Second, parametric analysis was performed in this study to examine the relationships between physical activity and neurocognitive function after controlling for other confounding factors (demographics and psychiatric symptoms), although the sample size was limited. Third, the study was cross-sectional; therefore, no causal correlation could be established. Fourth, as these patients become more treatment resistant, future studies are required to determine the influence of physical activity levels on neurocognitive function in treatment-responsive inpatients. Third, the clinical significance of the relationship between physical activity and neurocognitive function could not be determined in this study.

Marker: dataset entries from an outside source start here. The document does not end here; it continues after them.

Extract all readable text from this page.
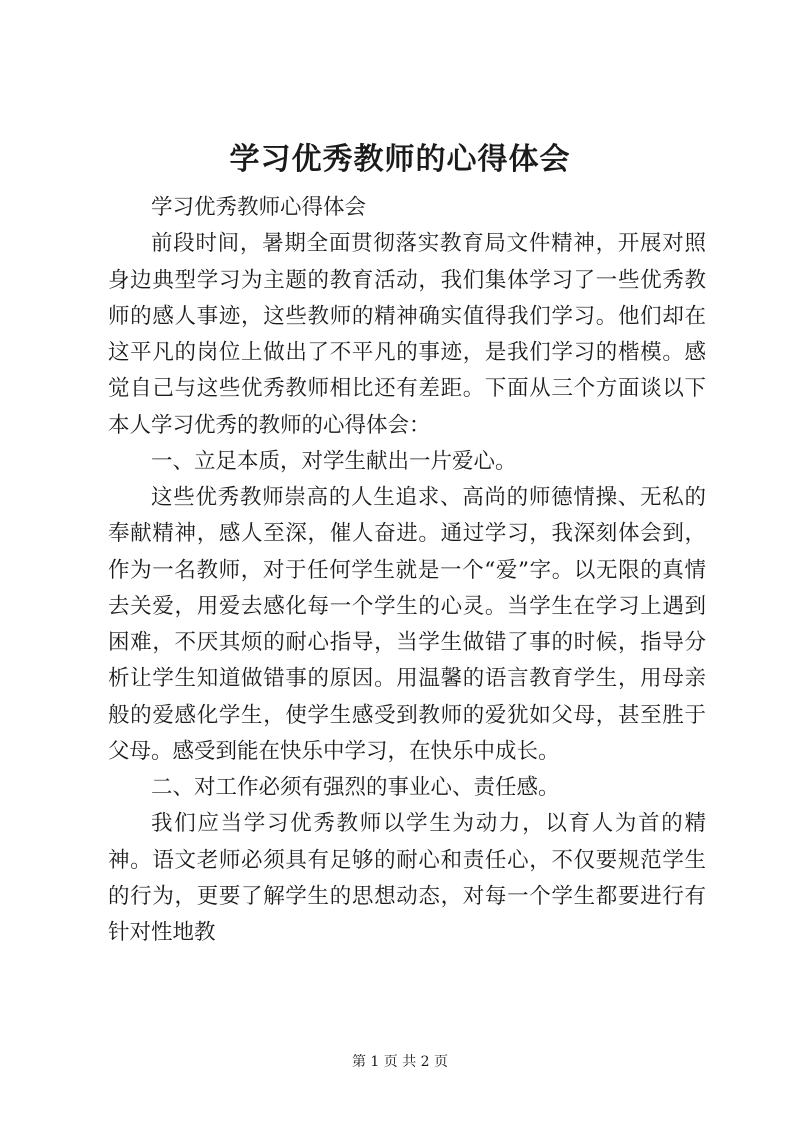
学习优秀教师的心得体会

学习优秀教师心得体会

前段时间，暑期全面贯彻落实教育局文件精神，开展对照身边典型学习为主题的教育活动，我们集体学习了一些优秀教师的感人事迹，这些教师的精神确实值得我们学习。他们却在这平凡的岗位上做出了不平凡的事迹，是我们学习的楷模。感觉自己与这些优秀教师相比还有差距。下面从三个方面谈以下本人学习优秀的教师的心得体会：

一、立足本质，对学生献出一片爱心。

这些优秀教师崇高的人生追求、高尚的师德情操、无私的奉献精神，感人至深，催人奋进。通过学习，我深刻体会到，作为一名教师，对于任何学生就是一个“爱”字。以无限的真情去关爱，用爱去感化每一个学生的心灵。当学生在学习上遇到困难，不厌其烦的耐心指导，当学生做错了事的时候，指导分析让学生知道做错事的原因。用温馨的语言教育学生，用母亲般的爱感化学生，使学生感受到教师的爱犹如父母，甚至胜于父母。感受到能在快乐中学习，在快乐中成长。

二、对工作必须有强烈的事业心、责任感。

我们应当学习优秀教师以学生为动力，以育人为首的精神。语文老师必须具有足够的耐心和责任心，不仅要规范学生的行为，更要了解学生的思想动态，对每一个学生都要进行有针对性地教

第 1 页 共 2 页
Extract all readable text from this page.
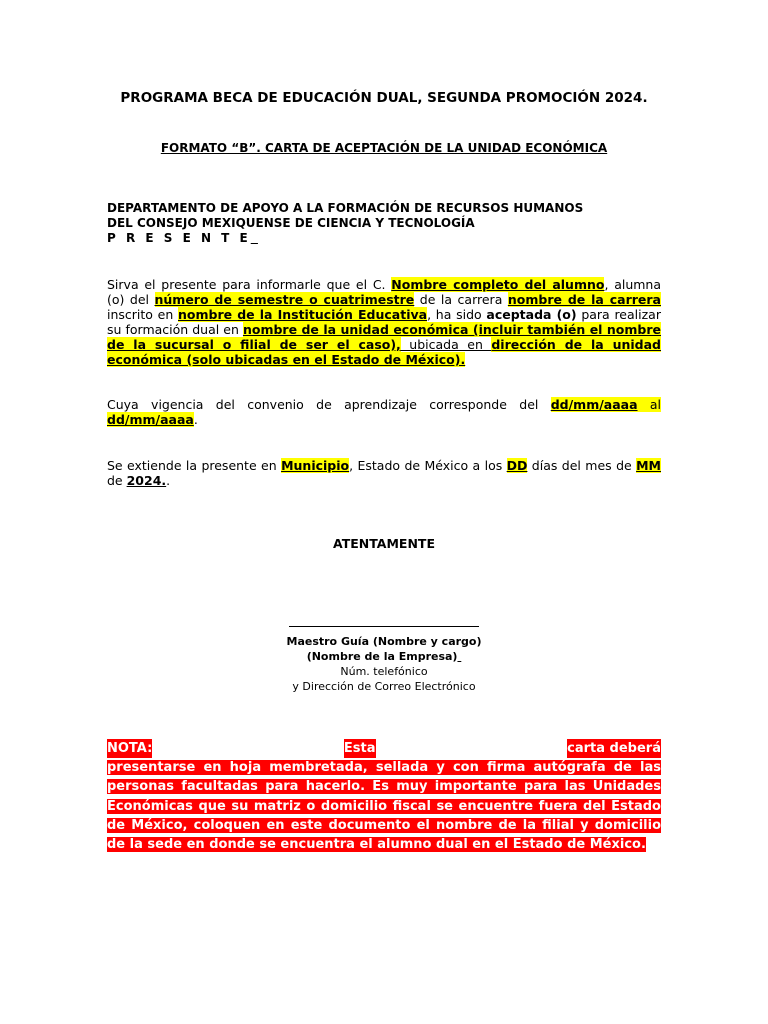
PROGRAMA BECA DE EDUCACIÓN DUAL, SEGUNDA PROMOCIÓN 2024.
FORMATO “B”. CARTA DE ACEPTACIÓN DE LA UNIDAD ECONÓMICA
DEPARTAMENTO DE APOYO A LA FORMACIÓN DE RECURSOS HUMANOS
DEL CONSEJO MEXIQUENSE DE CIENCIA Y TECNOLOGÍA
P R E S E N T E
Sirva el presente para informarle que el C. Nombre completo del alumno, alumna (o) del número de semestre o cuatrimestre de la carrera nombre de la carrera inscrito en nombre de la Institución Educativa, ha sido aceptada (o) para realizar su formación dual en nombre de la unidad económica (incluir también el nombre de la sucursal o filial de ser el caso), ubicada en dirección de la unidad económica (solo ubicadas en el Estado de México).
Cuya vigencia del convenio de aprendizaje corresponde del dd/mm/aaaa al dd/mm/aaaa.
Se extiende la presente en Municipio, Estado de México a los DD días del mes de MM de 2024..
ATENTAMENTE
Maestro Guía (Nombre y cargo)
(Nombre de la Empresa)
Núm. telefónico
y Dirección de Correo Electrónico
NOTA:	Esta	carta deberá
presentarse en hoja membretada, sellada y con firma autógrafa de las personas facultadas para hacerlo. Es muy importante para las Unidades Económicas que su matriz o domicilio fiscal se encuentre fuera del Estado de México, coloquen en este documento el nombre de la filial y domicilio de la sede en donde se encuentra el alumno dual en el Estado de México.
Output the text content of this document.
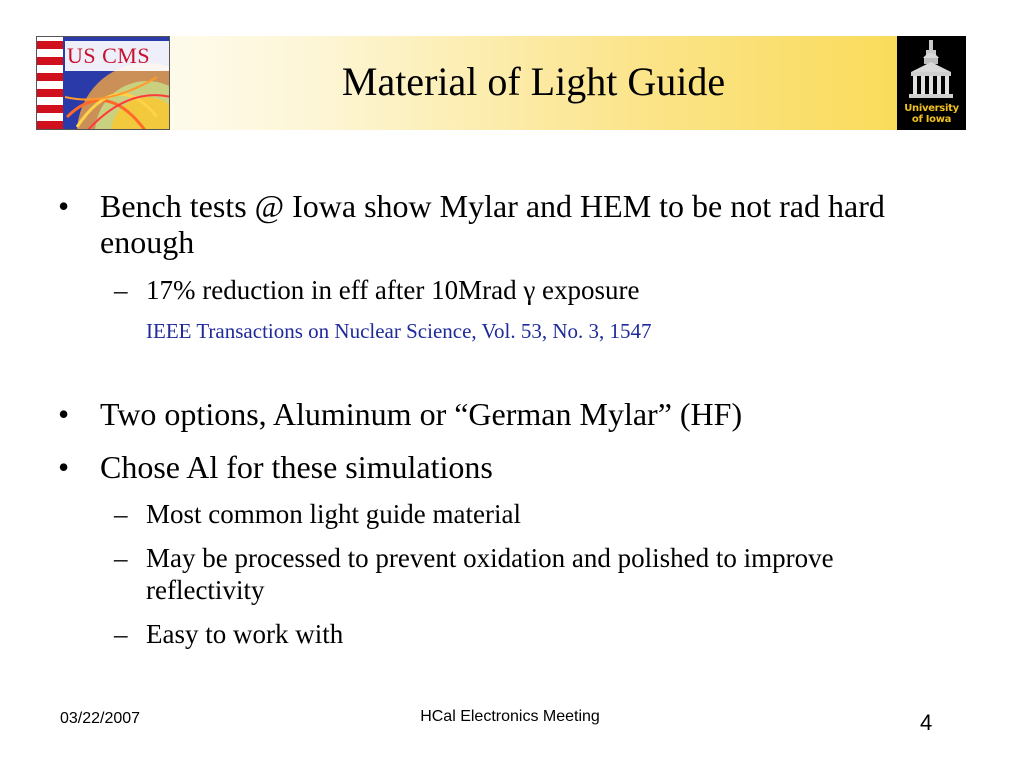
US CMS
Material of Light Guide
University
of Iowa
• Bench tests @ Iowa show Mylar and HEM to be not rad hard enough
– 17% reduction in eff after 10Mrad γ exposure
IEEE Transactions on Nuclear Science, Vol. 53, No. 3, 1547
• Two options, Aluminum or “German Mylar” (HF)
• Chose Al for these simulations
– Most common light guide material
– May be processed to prevent oxidation and polished to improve reflectivity
– Easy to work with
03/22/2007	HCal Electronics Meeting	4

However, the strength of this study was that the differences in the relationships between physical activity and neurocognitive function among inpatients and outpatients were examined, controlling for several confounding factors, which commonly affect data, such as demographics and psychiatric symptoms, in a clinical setting. Further studies are needed controlling for other confounding factors to investigate the differences between in-patients and out-patients.

Conclusion

The correlation between physical activity and neurocognitive function were different, according to neurocognitive domains and treatment sites. In separated analysis according to the treatment sites (inpatients and outpatients), physical activity has only a negative correlation with neurocognitive function in inpatients, although it had only a positive correlation with neurocognitive function in outpatients. Therefore, when correlations between physical activity and neurocognitive function are examined, the analysis should be performed, separating inpatients particularly treatment-resistance patients from outpatients.